Il testo attribuibile a Romualdo Parente si compone di 15 quartine con ritornello. Le 15 quartine furono pubblicate, verosimilmente utilizzando la stessa fonte, da Estella  Canziani con una trascrizione scorretta, in “ Through the Apennines and the lands of the Abruzzi, landscape and peasant life. W.Heffer & Sons Ltd, Cambridge, 1928”. Il testo raccolto da D.A. Lupinetti a Scanno nel 1952, dalla viva voce di “Giuseppille”, al secolo Giuseppe Gavita (1891-1978), si componeva di 9 quartine con ritornello, analogamente a quanto raccolto , sempre a Scanno, da Giovanni Graziani di Villetta Barrea a metà del diciannovesimo secolo e pubblicato dal Simoncelli nel 1883 sul Giovambattista Basile. Archivio di letteratura popolare.

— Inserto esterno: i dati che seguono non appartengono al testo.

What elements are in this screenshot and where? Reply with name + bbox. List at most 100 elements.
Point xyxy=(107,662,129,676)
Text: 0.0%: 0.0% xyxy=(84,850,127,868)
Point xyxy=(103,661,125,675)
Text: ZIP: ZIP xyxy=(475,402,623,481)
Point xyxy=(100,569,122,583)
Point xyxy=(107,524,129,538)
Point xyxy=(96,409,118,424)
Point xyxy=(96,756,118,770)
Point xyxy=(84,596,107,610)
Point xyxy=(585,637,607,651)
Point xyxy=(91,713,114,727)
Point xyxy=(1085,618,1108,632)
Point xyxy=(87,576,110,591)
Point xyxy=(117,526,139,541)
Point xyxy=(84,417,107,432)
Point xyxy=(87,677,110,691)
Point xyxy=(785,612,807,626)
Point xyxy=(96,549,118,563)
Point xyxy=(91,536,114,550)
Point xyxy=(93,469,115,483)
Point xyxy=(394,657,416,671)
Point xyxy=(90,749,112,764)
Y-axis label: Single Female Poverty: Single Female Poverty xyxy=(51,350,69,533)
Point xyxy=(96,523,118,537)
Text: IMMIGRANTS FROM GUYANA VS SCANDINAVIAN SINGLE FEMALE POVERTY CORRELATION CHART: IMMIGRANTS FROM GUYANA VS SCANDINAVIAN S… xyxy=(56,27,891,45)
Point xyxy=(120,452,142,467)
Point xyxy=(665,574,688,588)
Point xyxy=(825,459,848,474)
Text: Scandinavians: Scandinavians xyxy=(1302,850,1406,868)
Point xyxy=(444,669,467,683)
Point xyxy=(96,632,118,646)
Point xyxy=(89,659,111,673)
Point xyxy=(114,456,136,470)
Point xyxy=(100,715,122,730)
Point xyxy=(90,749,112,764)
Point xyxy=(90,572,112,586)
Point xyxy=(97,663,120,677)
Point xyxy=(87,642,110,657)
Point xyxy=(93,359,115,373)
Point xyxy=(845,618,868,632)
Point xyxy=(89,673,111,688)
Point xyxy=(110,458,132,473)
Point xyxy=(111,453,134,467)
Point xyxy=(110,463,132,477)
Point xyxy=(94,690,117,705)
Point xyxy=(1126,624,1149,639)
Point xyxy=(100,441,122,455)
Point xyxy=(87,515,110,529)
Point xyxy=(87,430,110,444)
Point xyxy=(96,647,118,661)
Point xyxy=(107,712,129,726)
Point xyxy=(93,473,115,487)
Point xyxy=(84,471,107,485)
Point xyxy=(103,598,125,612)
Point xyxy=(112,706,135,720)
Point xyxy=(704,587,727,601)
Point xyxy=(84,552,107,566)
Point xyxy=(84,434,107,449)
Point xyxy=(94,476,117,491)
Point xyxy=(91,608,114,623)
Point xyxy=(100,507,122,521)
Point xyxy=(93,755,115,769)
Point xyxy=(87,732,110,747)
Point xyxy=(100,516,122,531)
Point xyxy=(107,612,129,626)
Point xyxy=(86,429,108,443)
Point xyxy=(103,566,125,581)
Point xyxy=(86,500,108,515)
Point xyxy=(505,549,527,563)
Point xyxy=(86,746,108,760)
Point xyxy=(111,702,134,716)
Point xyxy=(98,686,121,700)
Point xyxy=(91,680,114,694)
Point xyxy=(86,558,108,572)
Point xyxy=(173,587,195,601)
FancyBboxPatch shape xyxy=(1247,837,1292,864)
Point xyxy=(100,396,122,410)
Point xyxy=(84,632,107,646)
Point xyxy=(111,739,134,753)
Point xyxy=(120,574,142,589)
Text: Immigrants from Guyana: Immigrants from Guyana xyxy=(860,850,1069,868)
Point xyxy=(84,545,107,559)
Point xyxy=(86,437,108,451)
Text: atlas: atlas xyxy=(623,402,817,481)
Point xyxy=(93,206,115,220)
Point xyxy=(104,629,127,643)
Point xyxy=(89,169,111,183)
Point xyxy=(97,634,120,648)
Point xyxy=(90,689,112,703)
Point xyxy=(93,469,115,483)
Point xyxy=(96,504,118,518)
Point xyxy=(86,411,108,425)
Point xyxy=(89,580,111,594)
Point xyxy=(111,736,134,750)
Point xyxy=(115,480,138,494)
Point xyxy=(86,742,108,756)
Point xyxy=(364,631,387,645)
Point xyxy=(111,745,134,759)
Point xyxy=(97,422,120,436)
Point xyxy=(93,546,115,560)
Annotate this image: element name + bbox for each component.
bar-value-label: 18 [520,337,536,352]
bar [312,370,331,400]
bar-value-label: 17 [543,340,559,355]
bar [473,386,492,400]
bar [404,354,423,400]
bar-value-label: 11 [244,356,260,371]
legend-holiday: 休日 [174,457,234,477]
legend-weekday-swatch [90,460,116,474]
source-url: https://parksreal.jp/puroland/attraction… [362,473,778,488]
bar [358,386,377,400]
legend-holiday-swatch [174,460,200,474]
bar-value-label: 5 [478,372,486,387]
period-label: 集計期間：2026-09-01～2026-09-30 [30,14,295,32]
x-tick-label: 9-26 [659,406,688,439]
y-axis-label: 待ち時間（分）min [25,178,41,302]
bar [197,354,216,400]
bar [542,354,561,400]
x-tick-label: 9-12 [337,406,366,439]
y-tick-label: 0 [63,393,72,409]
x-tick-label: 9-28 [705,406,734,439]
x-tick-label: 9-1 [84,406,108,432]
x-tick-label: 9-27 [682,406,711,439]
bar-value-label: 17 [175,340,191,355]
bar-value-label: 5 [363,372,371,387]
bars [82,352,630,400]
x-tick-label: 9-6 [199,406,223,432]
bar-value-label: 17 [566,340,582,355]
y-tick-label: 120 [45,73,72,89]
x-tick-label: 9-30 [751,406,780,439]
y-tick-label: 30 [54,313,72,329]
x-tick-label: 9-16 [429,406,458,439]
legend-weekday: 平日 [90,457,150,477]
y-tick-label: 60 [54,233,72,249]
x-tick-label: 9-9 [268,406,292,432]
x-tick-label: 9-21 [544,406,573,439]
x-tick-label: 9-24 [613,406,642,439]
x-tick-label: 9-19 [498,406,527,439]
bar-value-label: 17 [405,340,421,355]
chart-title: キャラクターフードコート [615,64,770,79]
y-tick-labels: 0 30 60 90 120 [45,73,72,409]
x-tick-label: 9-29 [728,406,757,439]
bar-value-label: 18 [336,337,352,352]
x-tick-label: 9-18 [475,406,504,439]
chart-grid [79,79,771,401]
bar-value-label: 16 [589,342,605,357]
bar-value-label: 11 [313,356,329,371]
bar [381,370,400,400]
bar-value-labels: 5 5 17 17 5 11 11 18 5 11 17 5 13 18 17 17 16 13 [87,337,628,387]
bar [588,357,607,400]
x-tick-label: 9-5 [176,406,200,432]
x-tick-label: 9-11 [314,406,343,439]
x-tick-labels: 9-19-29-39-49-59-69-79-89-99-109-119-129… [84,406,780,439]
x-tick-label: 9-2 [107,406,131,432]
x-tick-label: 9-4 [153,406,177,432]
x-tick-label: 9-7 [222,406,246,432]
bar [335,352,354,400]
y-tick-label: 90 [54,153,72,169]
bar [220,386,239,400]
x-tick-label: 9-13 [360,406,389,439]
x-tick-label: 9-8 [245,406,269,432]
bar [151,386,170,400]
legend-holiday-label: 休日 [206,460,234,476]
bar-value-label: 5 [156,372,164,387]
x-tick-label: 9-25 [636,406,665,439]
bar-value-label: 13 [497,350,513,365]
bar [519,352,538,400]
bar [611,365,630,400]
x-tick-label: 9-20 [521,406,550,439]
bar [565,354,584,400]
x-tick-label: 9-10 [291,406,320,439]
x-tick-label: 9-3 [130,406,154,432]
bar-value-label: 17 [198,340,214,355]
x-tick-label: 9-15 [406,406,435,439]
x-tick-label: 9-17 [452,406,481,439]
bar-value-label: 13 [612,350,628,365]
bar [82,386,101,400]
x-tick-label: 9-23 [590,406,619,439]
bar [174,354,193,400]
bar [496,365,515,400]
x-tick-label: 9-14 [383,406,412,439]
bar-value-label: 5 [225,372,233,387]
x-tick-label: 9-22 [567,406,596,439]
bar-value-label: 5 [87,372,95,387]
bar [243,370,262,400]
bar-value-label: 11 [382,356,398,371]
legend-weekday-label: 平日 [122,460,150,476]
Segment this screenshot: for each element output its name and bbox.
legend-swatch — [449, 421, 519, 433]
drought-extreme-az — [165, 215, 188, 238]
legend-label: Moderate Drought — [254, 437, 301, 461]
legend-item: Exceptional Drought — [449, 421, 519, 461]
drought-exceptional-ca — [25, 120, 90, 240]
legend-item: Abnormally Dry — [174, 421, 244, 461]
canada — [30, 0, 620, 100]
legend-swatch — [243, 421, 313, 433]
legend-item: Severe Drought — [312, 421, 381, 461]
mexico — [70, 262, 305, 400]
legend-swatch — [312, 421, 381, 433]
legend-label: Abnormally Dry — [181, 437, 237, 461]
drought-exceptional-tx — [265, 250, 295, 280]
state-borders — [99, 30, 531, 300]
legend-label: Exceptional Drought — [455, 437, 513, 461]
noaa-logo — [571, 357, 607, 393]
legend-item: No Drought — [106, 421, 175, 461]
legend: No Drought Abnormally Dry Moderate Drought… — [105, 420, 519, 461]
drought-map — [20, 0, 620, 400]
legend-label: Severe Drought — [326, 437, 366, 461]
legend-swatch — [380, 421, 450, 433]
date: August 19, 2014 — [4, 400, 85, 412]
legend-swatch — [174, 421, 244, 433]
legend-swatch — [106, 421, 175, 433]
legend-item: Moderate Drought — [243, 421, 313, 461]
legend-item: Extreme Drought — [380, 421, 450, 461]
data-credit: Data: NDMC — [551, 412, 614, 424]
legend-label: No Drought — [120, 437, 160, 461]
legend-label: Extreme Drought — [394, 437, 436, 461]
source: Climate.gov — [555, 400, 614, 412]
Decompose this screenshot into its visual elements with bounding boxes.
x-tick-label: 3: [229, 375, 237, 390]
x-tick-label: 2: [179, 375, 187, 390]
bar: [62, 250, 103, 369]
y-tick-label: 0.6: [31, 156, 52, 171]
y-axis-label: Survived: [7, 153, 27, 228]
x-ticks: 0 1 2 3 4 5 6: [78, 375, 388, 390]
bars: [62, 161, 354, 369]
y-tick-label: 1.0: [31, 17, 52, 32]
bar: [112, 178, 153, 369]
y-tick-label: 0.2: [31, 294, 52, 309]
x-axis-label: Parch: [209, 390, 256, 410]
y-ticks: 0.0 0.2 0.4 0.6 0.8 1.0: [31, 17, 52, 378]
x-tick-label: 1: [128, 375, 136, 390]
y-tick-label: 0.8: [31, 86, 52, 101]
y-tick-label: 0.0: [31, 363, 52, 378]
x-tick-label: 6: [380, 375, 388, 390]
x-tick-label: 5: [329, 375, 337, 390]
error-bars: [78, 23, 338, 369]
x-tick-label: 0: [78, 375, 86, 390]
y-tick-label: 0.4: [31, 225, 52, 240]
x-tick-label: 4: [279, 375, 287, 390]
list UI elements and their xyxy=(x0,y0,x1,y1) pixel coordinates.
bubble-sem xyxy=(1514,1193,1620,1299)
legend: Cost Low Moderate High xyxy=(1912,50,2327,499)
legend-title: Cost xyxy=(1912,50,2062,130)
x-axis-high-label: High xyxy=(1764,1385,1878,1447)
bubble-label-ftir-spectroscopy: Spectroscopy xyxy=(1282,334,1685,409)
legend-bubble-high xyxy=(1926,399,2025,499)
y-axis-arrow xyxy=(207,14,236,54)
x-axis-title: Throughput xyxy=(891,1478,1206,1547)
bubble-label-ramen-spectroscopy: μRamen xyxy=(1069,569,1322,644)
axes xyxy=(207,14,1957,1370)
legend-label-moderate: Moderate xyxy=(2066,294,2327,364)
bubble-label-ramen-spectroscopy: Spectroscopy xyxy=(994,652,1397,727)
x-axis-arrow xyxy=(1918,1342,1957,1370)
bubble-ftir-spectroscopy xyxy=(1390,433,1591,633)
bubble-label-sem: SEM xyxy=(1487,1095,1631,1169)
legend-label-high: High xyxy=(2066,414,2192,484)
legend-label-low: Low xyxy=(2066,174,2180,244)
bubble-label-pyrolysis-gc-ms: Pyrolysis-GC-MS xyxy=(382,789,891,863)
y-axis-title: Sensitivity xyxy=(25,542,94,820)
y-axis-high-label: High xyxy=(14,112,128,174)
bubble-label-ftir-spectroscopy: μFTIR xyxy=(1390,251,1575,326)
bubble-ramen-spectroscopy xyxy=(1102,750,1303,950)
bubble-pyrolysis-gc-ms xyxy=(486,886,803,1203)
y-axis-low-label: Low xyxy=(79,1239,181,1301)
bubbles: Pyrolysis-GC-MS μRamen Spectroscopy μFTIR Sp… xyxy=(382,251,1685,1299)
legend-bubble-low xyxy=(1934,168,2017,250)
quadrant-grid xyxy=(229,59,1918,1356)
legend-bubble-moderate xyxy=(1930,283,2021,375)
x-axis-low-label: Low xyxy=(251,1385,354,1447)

Il 5 dicembre del 1954 l’etno-musicologo americano Alan Lomax registrò a Scanno, tredici canti tra cui Scura Maje, sempre cantata da Giuseppille che si componeva di 10 quartine più il ritornello. (Da: The Alan Lomax Collection-Italian treasury- Abruzzo). Le concordanze tra i vari Lamenti oggi conosciuti, inducono a ritenere la loro comune dipendenza da un unico testo che potrebbe essere quello attribuibile a Romualdo Parente. (La fonte documentaria di questa ipotesi sarebbe il manoscritto Del Fattore, attualmente di proprietà di Francesco Del Fattore, nel quale è presente , assieme a Zu matrimonio azz’uso e la Figlianna , attribuibili sicuramente a Romualdo Parente, un terzo testo dialettale scannese , Scura maje - Povera me - Morelli G. “Zu matrimonio azz’uso e La Figlianna - Il Lamento della vedova a lui attribuibile. 1992. ). Con la Scura Maje Romualdo Parente sembrerebbe avere voluto completare la trilogia del ciclo della vita dell’uomo: nascita ,matrimonio, morte, servendosi del dialetto scannese, che con lui entra per la prima volta, a pieno diritto, nella letteratura popolare.